Wie können Väter ihre Teilhabe an der Erziehung und Pflege ihrer Kinder gestalten, wenn sie selbst oder ihre Partnerin im Rahmen einer Jugendhilfemaßnahme in einer „gemeinsamen Wohnform für Mütter/Väter und Kinder“ gemäß §19 SGB VIII unterstützt werden?

Diese Frage stellt sich besonders vor den historischen Entstehungsbedingungen des Hilfetyps, denn in den damals als „Mutter-Kind-Heime“ bezeichneten Häusern waren Besuchszeiten für die Kindsväter oft sehr kurz oder grundsätzlich verboten.
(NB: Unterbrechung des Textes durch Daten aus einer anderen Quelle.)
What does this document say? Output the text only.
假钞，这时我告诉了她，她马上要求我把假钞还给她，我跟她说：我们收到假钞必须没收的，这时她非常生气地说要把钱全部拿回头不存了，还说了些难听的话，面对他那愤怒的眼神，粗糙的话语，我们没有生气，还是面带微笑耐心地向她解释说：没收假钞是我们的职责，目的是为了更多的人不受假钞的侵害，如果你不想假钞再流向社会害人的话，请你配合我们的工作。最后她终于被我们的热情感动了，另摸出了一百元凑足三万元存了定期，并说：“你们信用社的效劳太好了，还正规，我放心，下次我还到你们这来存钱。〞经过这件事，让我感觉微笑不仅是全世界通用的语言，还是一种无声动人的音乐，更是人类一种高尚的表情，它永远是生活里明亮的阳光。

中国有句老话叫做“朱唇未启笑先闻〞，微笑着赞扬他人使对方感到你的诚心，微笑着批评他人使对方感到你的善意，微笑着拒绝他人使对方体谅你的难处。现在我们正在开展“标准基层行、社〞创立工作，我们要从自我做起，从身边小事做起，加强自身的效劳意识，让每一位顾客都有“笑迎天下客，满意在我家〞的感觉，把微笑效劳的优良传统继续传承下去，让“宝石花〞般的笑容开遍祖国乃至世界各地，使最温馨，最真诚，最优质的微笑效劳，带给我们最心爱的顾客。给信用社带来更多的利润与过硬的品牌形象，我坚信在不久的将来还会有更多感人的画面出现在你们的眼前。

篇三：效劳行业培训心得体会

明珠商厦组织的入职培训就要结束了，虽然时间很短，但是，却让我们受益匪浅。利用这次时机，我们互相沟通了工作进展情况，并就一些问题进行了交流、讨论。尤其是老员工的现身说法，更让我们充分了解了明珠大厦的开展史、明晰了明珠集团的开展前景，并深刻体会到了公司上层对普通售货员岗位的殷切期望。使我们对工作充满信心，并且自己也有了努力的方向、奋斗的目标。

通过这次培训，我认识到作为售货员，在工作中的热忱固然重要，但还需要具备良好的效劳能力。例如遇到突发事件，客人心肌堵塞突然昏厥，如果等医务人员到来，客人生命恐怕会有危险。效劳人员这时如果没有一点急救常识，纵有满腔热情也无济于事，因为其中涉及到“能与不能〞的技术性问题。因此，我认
Dem Gesetz nach soll heute in diesen Wohnformen zwar grundsätzlich allen Alleinerziehenden mit einem entsprechenden Unterstützungsbedarf und ihren Kindern Hilfe angeboten werden, unabhängig vom Geschlecht des alleinerziehenden Elternteils, faktisch stehen die meisten dieser Einrichtungen aber nach wie vor in der Tradition der überkommenen Mutter-Kind-Heime.

Rebecca Hahn untersucht die Frage nach der tatsächlichen Öffnung der Hilfeform für Väter im Alltag. Dabei wertet sie Daten aus problemzentrierten Interviews mit Bewohnerinnen sowie mit in Mutter-(/Vater-)Kind-Einrichtungen beschäftigten Fachkräften aus. Den Fokus richtet sie auf Handlungsregeln in Bezug auf Männer innerhalb der Häuser. Erweisen sich gesetzliche Rahmenbedingungen für die Unterbringung, geltende Hausregeln für besuchswillige Väter sowie die Umsetzung der Regeln durch Fachkräfte als Hürden für die Männer? Mit ihrer Untersuchung legt die Autorin Spannungsfelder offen und zeigt einen Reformbedarf des Einrichtungstypus sowie intensiver Hilfen für Familien nach dem Kinder- und Jugendhilfegesetz auf.